1930’da tüm dünyayı sarsan büyük buhrandan sonra insanlar bir kez daha bu ekonomik acıları yaşamasın diye sosyal güvenlik yasaları çıktı. İkinci Dünya Savaşı’ndan sonra kadınlar ilk kez iş hayatına girdi. İnsan hakları ve azınlık haklarında olumlu adımlar atıldı. 2008’deki ekonomik krizden sonra dünyada bankacılık yasaları değişti, finansal regülasyonlar geldi.
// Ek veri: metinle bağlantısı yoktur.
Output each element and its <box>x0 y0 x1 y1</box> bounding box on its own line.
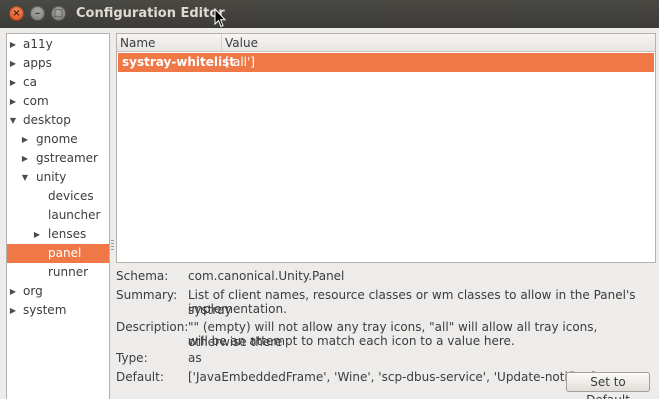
tree-item-launcher[interactable]: launcher <box>7 206 109 225</box>
configuration-editor-window: × – □ Configuration Editor ▶ a11y ▶ apps… <box>0 0 659 399</box>
expander-collapsed-icon[interactable]: ▶ <box>20 130 30 149</box>
description-text-line-2: will be an attempt to match each icon to… <box>188 334 515 348</box>
splitter-grip-icon[interactable] <box>111 240 114 250</box>
summary-label: Summary: <box>116 288 178 302</box>
maximize-window-button[interactable]: □ <box>51 6 66 21</box>
tree-item-gnome[interactable]: ▶ gnome <box>7 130 109 149</box>
default-label: Default: <box>116 370 164 384</box>
close-window-button[interactable]: × <box>9 6 24 21</box>
expander-collapsed-icon[interactable]: ▶ <box>8 301 18 320</box>
tree-item-label: launcher <box>48 208 101 222</box>
minimize-window-button[interactable]: – <box>30 6 45 21</box>
expander-collapsed-icon[interactable]: ▶ <box>8 92 18 111</box>
expander-collapsed-icon[interactable]: ▶ <box>8 282 18 301</box>
keys-list[interactable]: Name Value systray-whitelist ['all'] <box>116 33 656 263</box>
expander-collapsed-icon[interactable]: ▶ <box>32 225 42 244</box>
tree-item-apps[interactable]: ▶ apps <box>7 54 109 73</box>
tree-item-label: desktop <box>23 113 71 127</box>
tree-item-label: com <box>23 94 49 108</box>
type-value: as <box>188 351 202 365</box>
tree-item-label: org <box>23 284 43 298</box>
mouse-pointer-icon <box>214 8 226 28</box>
tree-item-label: system <box>23 303 67 317</box>
tree-item-panel[interactable]: panel <box>7 244 109 263</box>
tree-item-devices[interactable]: devices <box>7 187 109 206</box>
tree-item-label: ca <box>23 75 37 89</box>
key-row[interactable]: systray-whitelist ['all'] <box>118 53 654 72</box>
tree-item-label: a11y <box>23 37 53 51</box>
tree-item-ca[interactable]: ▶ ca <box>7 73 109 92</box>
title-bar[interactable]: × – □ Configuration Editor <box>0 0 659 28</box>
window-title: Configuration Editor <box>76 6 225 21</box>
tree-item-label: apps <box>23 56 52 70</box>
expander-collapsed-icon[interactable]: ▶ <box>8 35 18 54</box>
tree-item-label: gnome <box>36 132 78 146</box>
tree-item-lenses[interactable]: ▶ lenses <box>7 225 109 244</box>
tree-item-gstreamer[interactable]: ▶ gstreamer <box>7 149 109 168</box>
key-name: systray-whitelist <box>122 55 236 69</box>
column-header-value[interactable]: Value <box>222 34 655 52</box>
tree-item-label: lenses <box>48 227 87 241</box>
default-value: ['JavaEmbeddedFrame', 'Wine', 'scp-dbus-… <box>188 370 596 384</box>
tree-item-org[interactable]: ▶ org <box>7 282 109 301</box>
pane-splitter[interactable] <box>110 33 115 398</box>
key-value: ['all'] <box>225 55 255 69</box>
tree-item-com[interactable]: ▶ com <box>7 92 109 111</box>
type-label: Type: <box>116 351 148 365</box>
schema-value: com.canonical.Unity.Panel <box>188 269 345 283</box>
tree-item-desktop[interactable]: ▼ desktop <box>7 111 109 130</box>
expander-expanded-icon[interactable]: ▼ <box>20 168 30 187</box>
column-header-name[interactable]: Name <box>117 34 222 52</box>
tree-item-label: gstreamer <box>36 151 98 165</box>
description-label: Description: <box>116 320 189 334</box>
expander-collapsed-icon[interactable]: ▶ <box>8 73 18 92</box>
tree-item-runner[interactable]: runner <box>7 263 109 282</box>
expander-expanded-icon[interactable]: ▼ <box>8 111 18 130</box>
schema-tree[interactable]: ▶ a11y ▶ apps ▶ ca ▶ com ▼ desktop ▶ gno… <box>6 33 110 399</box>
expander-collapsed-icon[interactable]: ▶ <box>20 149 30 168</box>
tree-item-label: devices <box>48 189 94 203</box>
set-to-default-button[interactable]: Set to Default <box>566 372 650 399</box>
schema-label: Schema: <box>116 269 169 283</box>
summary-text-line-2: implementation. <box>188 302 287 316</box>
tree-item-label: runner <box>48 265 89 279</box>
tree-item-unity[interactable]: ▼ unity <box>7 168 109 187</box>
expander-collapsed-icon[interactable]: ▶ <box>8 54 18 73</box>
tree-item-label: panel <box>48 246 82 260</box>
tree-item-label: unity <box>36 170 67 184</box>
tree-item-a11y[interactable]: ▶ a11y <box>7 35 109 54</box>
tree-item-system[interactable]: ▶ system <box>7 301 109 320</box>
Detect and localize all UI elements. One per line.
Bu değişimler hayatımızda hep kalıcı etkiler bıraktı. Birçok uzmana göre koronavirüs de hayatımızda kalıcı etkiler bırakacak. 

Kısıtlamalar

Sokağa çıkma yasakları, alışveriş saatleri, maske takma zorunluluğu... O kadar çok kural girdi ki hayatımıza... Fransız Le Monde gazetesi Paris’te ilk OHAL ve sokağa çıkma kısıtlamaları uygulanmaya başladığında başyazısından şöyle seslenmişti: “Virüs geldi, insanlık ve gezegen tehlike altında. Peki sırf bu yüzden yüzlerce yıldır mücadele ederek kazandığımız özgürlüklerimizden vaz mı geçeceğiz? Hayır! Olağanüstü önlemler sadece geçici süreyle uygulamada olursa kabul edilebilir olabilir.” Oysa OHAL yasaları Fransa’nın gündemine 1955’te Cezayir Savaşı sonrası girdi ve bir daha çıkmadı. Avrupa’da 2015’teki bombalı terör saldırıları sonrasında çıkarılan ve özgürlükleri kısıtlayan yasalar halen kaldırılmış değil.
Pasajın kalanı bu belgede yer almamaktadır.